Yukarda Biden, Erdoğan görüşmesi diye yazdıklarım, sadece bir tahmindir. Muhalefet herseyi söyleyebilir, Başkan Biden’e cevap hafif kaldı. Kırıp dökseydiniz  diyebilir. Ancak, ülkenin kaderini elinde tutanlar, sorumluluk mevkiinde bulunanlar ağır başlı, dolduruşa gelmeyen, kelimelerini Itina ile seçen, konuşan, ülke Ali menfaatlarini dikkate alarak ileri görüşlü olmak durum ve mecburiyetindedir. Türk-ABD ilişkilerinin kotüleşmesinde her iki tarafında hataları vardır. Kuzey Irak’ta, askerlerimizin başına çuval geçirilmesi ABD’nin, Suriye ve Irakta, YPC/PKK’yı desteklemesi silah vermesi Türkiye’nin güneyinde bir Kürt Devleti kurulması iddiaları ABD’nin Türk Hava Kuvvetleri’nin acil ihtiyaç duyduğu F.35 savaş uçaklarını vermekten, Türkiye’nin, Rusyadan S.400 Hava Savunma Sistemi almasını bahane ederek, sarfınazar etmesi Türkiye’ye, ‘CAATSA’ tedbirlerini uygulamasıi en son olarakta 24 Nisan 2021 günü, Ermeni soykırımını ‘genocide’ tabirini kullanarak anması, bardağı taşıran son damlalar olmuştur. Belki de, ABD, ikinci Irak operasyonunda söz verildiği halde, Türkiye’nin TBMM Kararı ile, ABD Askerlerinin Türkiye’den Irak’a girmesine izin vermemesinin  rövanşını almaktadır. Zira, hazırlıklar yapılmış ABD askerleri günlerce denizde gemilerde perişan olmuşlardı.. Bu temel ihtilaf konularında, Türkiye’nin haklılıkları vardır. Türkiye, ‘patriot’ sistemini istemiş ABD vermemiş, Rusya’dan S.400 almaya mecbur bırakılmıştır. 

Türkiye’yi bolüp ayrı bir devlet kurmak isteyen, PKK terörünü ABD nasıl destekler? Bu nasıl NATO Müttefikliğidir! Türkiye, her parçası şehit kanları ile sulanmış, topraklarını böldürmemek için mücadele ediyor. 60.000 insan öldü, kısıtlı ekonomisi ile nerede  ise 150.000 milyar dolar harcadı, hala devam ediyor. Tüm bu olaylar Turkiye’de her olayı Amerikan düşmanlığına fatura etmeyi adet haline getirmiş olan çevre ve insanların işine yarıyor sonucu kimin yararına olabilecek.

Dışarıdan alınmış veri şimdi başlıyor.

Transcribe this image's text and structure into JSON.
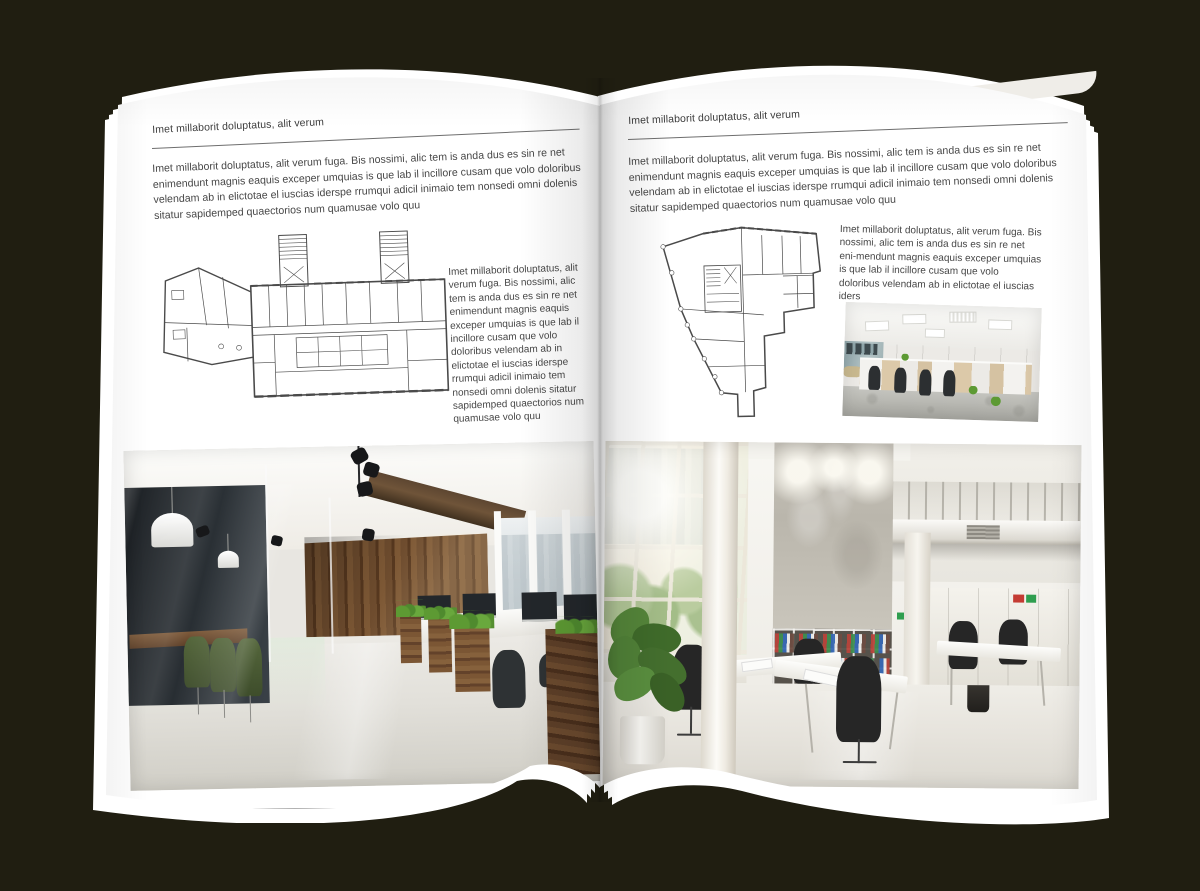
{
  "scene": {
    "type": "open-magazine-mockup",
    "background_color": "#201e11",
    "paper_color": "#ffffff",
    "text_color": "#474747"
  },
  "left_page": {
    "header": "Imet millaborit doluptatus, alit verum",
    "intro": "Imet millaborit doluptatus, alit verum fuga. Bis nossimi, alic tem is anda dus es sin re net enimendunt magnis eaquis exceper umquias is que lab il incillore cusam que volo doloribus velendam ab in elictotae el iuscias iderspe rrumqui adicil inimaio tem nonsedi omni dolenis sitatur sapidemped quaectorios num quamusae volo quu",
    "column_text": "Imet millaborit doluptatus, alit verum fuga. Bis nossimi, alic tem is anda dus es sin re net enimendunt magnis eaquis exceper umquias is que lab il incillore cusam que volo doloribus velendam ab in elictotae el iuscias iderspe rrumqui adicil inimaio tem nonsedi omni dolenis sitatur sapidemped quaectorios num quamusae volo quu",
    "figures": {
      "floor_plan": "architectural-floor-plan-line-drawing",
      "photo": "office-interior-with-wood-wall-glass-meeting-room-and-green-chairs"
    }
  },
  "right_page": {
    "header": "Imet millaborit doluptatus, alit verum",
    "intro": "Imet millaborit doluptatus, alit verum fuga. Bis nossimi, alic tem is anda dus es sin re net enimendunt magnis eaquis exceper umquias is que lab il incillore cusam que volo doloribus velendam ab in elictotae el iuscias iderspe rrumqui adicil inimaio tem nonsedi omni dolenis sitatur sapidemped quaectorios num quamusae volo quu",
    "column_text": "Imet millaborit doluptatus, alit verum fuga. Bis nossimi, alic tem is anda dus es sin re net eni-mendunt magnis eaquis exceper umquias is que lab il incillore cusam que volo doloribus velendam ab in elictotae el iuscias iders",
    "figures": {
      "floor_plan": "architectural-floor-plan-line-drawing",
      "photo_small": "white-open-plan-office-with-desk-rows",
      "photo_large": "tall-white-office-atrium-with-plant-bookshelves-and-desks"
    }
  }
}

Bir ABD düşmanlığı  körükleniyor. Buna karşın ABD’de, 400.000’i aşkın Türk yerleşik yaşıyor. Doktorlarımız, prof’larımız, iş insanlarımız çok basarılılar. Halen, ABD’de eğitim gören ve dönen 300.000’i aşkın Türk insani mevcut… Dış ticarette yabancı yatırımlarda iş birlikleri mevcut. Nihayet kabul edilmelidir ki, ABD her yönden gelişmiş bir süper güçtür. Türkiye ve ABD, NATO’da müttefik hatta bir zamanlar stratejik ortaktılar. 

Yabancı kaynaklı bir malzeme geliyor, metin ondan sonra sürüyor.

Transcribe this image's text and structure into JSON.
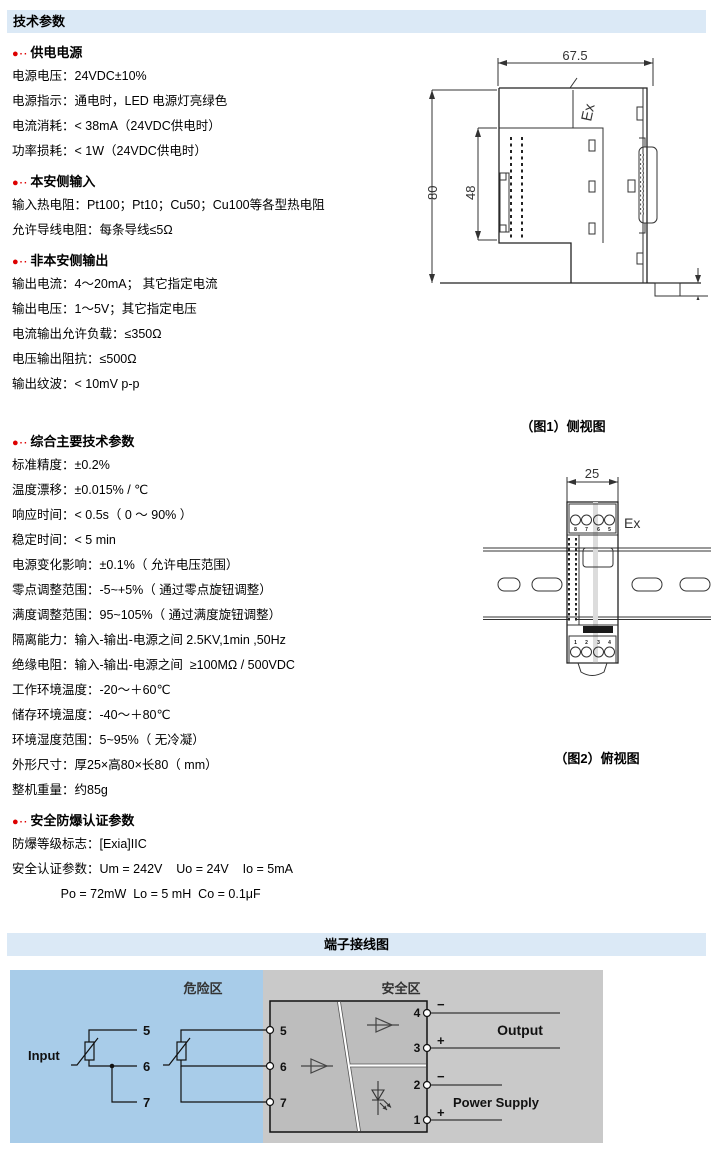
{
  "header": {
    "title": "技术参数"
  },
  "wiring_header": {
    "title": "端子接线图"
  },
  "colors": {
    "header_bar_bg": "#dbe9f6",
    "hazard_bg": "#a8cce9",
    "safe_bg": "#c9c9c9",
    "device_box_bg": "#bdbdbd",
    "bullet_red": "#dd0000"
  },
  "sections": [
    {
      "heading": "供电电源",
      "lines": [
        "电源电压：24VDC±10%",
        "电源指示：通电时，LED 电源灯亮绿色",
        "电流消耗：< 38mA（24VDC供电时）",
        "功率损耗：< 1W（24VDC供电时）"
      ]
    },
    {
      "heading": "本安侧输入",
      "lines": [
        "输入热电阻：Pt100；Pt10；Cu50；Cu100等各型热电阻",
        "允许导线电阻：每条导线≤5Ω"
      ]
    },
    {
      "heading": "非本安侧输出",
      "lines": [
        "输出电流：4～20mA； 其它指定电流",
        "输出电压：1～5V；其它指定电压",
        "电流输出允许负载：≤350Ω",
        "电压输出阻抗：≤500Ω",
        "输出纹波：< 10mV p-p"
      ]
    },
    {
      "heading": "综合主要技术参数",
      "lines": [
        "标准精度：±0.2%",
        "温度漂移：±0.015% / ℃",
        "响应时间：< 0.5s（ 0 ～ 90% ）",
        "稳定时间：< 5 min",
        "电源变化影响：±0.1%（ 允许电压范围）",
        "零点调整范围：-5~+5%（ 通过零点旋钮调整）",
        "满度调整范围：95~105%（ 通过满度旋钮调整）",
        "隔离能力：输入-输出-电源之间 2.5KV,1min ,50Hz",
        "绝缘电阻：输入-输出-电源之间  ≥100MΩ / 500VDC",
        "工作环境温度：-20～＋60℃",
        "储存环境温度：-40～＋80℃",
        "环境湿度范围：5~95%（ 无冷凝）",
        "外形尺寸：厚25×高80×长80（ mm）",
        "整机重量：约85g"
      ]
    },
    {
      "heading": "安全防爆认证参数",
      "lines": [
        "防爆等级标志：[Exia]IIC",
        "安全认证参数：Um = 242V    Uo = 24V    Io = 5mA",
        "              Po = 72mW  Lo = 5 mH  Co = 0.1μF"
      ]
    }
  ],
  "figure1": {
    "caption": "（图1）侧视图",
    "dim_width": "67.5",
    "dim_height": "80",
    "dim_inner": "48",
    "dim_rail": "3.2",
    "ex_label": "Ex"
  },
  "figure2": {
    "caption": "（图2）俯视图",
    "dim_width": "25",
    "ex_label": "Ex",
    "top_terminal_numbers": [
      "8",
      "7",
      "6",
      "5"
    ],
    "bottom_terminal_numbers": [
      "1",
      "2",
      "3",
      "4"
    ]
  },
  "wiring": {
    "hazard_zone": "危险区",
    "safe_zone": "安全区",
    "input_label": "Input",
    "output_label": "Output",
    "power_label": "Power Supply",
    "stub_terminals": [
      "5",
      "6",
      "7"
    ],
    "box_left_terminals": [
      "5",
      "6",
      "7"
    ],
    "box_right_terminals": [
      "4",
      "3",
      "2",
      "1"
    ],
    "plus": "+",
    "minus": "−"
  }
}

Birleşmiş Milletler, OECD, G.20 Vs kuruluşlarda beraber çalışmaktadırlar. Devletler, Milletler arasında, ebedi düşmanlıklar yoktur. Karşılıklı menfaatlar vardır. ABD ile savaşalım diye yaygara kopararanlara karşılık yegane çare ve yol diyalogtur. Bu diyoloğu da, son yıllarda yerden yere vurulan gene hariciyemiz sağlayacaktır. ABD görev yapan büyükelçilerin çok yetenekli, tecrübeli, Atatürk’ün kurduğu laik, modern ileri görüşlü Turkiyeyi, her açıdan temsil edebilecek kariyer diplomatlardan seçilmesi şarttır.

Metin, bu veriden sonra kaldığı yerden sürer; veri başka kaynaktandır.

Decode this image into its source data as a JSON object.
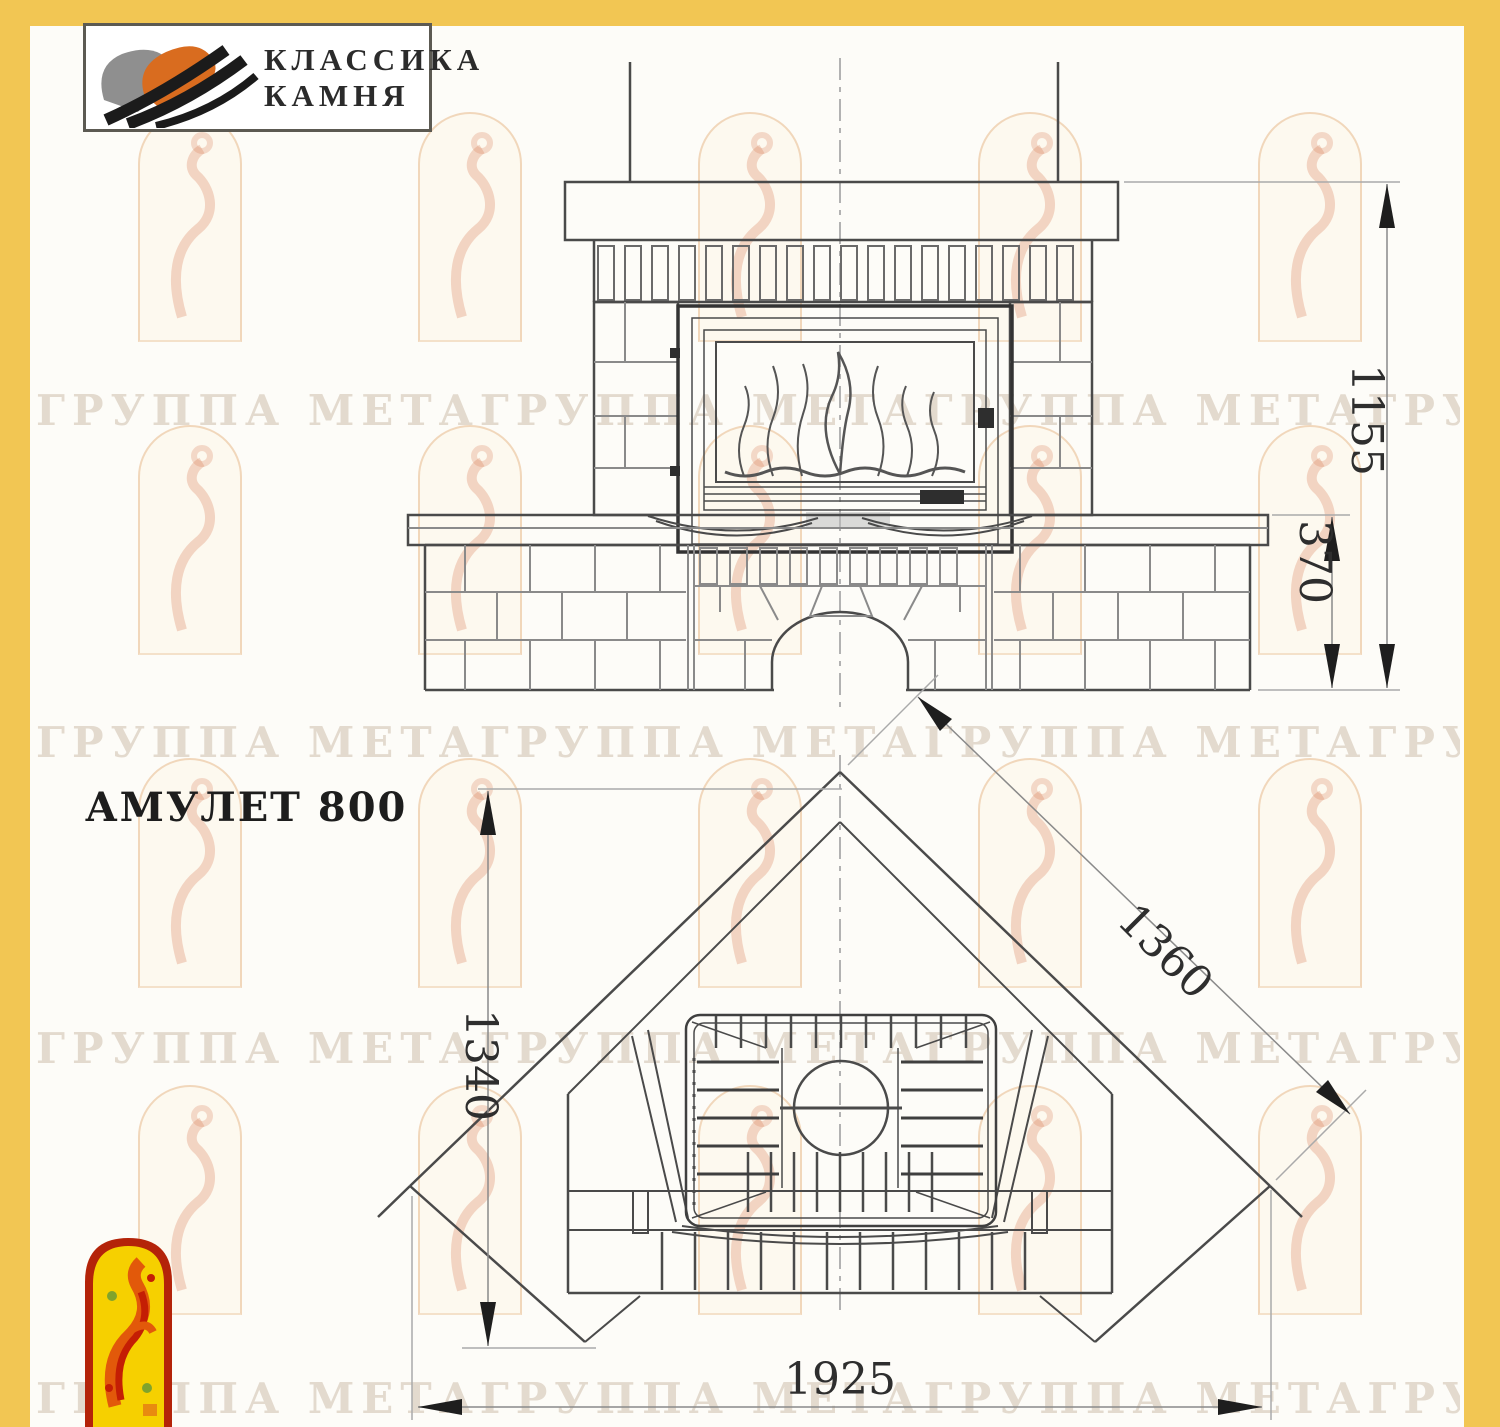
{
  "brand_logo": {
    "line1": "КЛАССИКА",
    "line2": "КАМНЯ"
  },
  "product_title": "АМУЛЕТ 800",
  "watermark_text": "ГРУППА МЕТАГРУППА МЕТАГРУППА МЕТАГРУППА МЕТА",
  "front_view": {
    "name": "front elevation of fireplace",
    "height_total_mm": "1155",
    "bench_height_mm": "370"
  },
  "plan_view": {
    "name": "corner installation plan",
    "depth_mm": "1340",
    "diagonal_side_mm": "1360",
    "width_mm": "1925"
  },
  "colors": {
    "frame_yellow": "#F2C653",
    "logo_orange": "#D96C1F",
    "logo_gray": "#8F8F8F",
    "emblem_red": "#B42309",
    "emblem_yellow": "#F6D000",
    "line_dark": "#4A4A4A",
    "line_gray": "#9A9A9A"
  }
}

Türkiye, NATO içinde ABD’den sonra ikinci büyük ve güçlü orduya sahiptir. Ordumuzun dahada güçlü olabilmesi için en son teknolojiyi haiz uçaklara, helikopterlere, fırkateynlere, denizaltılara, silah, teçhizat, ekipmana ihtiyacımız vardır. Hariciyenin yol göstericiliğinde temel sorunların çözülebilmesi için tekrar ediyorum diyalog durumu kötüleştiren tavır ve aksiyonlardan kaçınmak akılcı bir tutum olur. 

Şu ana kadar, Türk Devlet yetkilileri, Cumhurbaşkanı  basiretle davranmış bazı çevrelerin gazına gelmemiştir. Bu nedenle, Cumhurbaşkanı Erdoğan ile Başkan Biden arasında yapılması planlanan görüşmenin, Türk-ABD ilişkilerinde yeni bir sahife açılmasına vesile olmasını temenni ediyorum.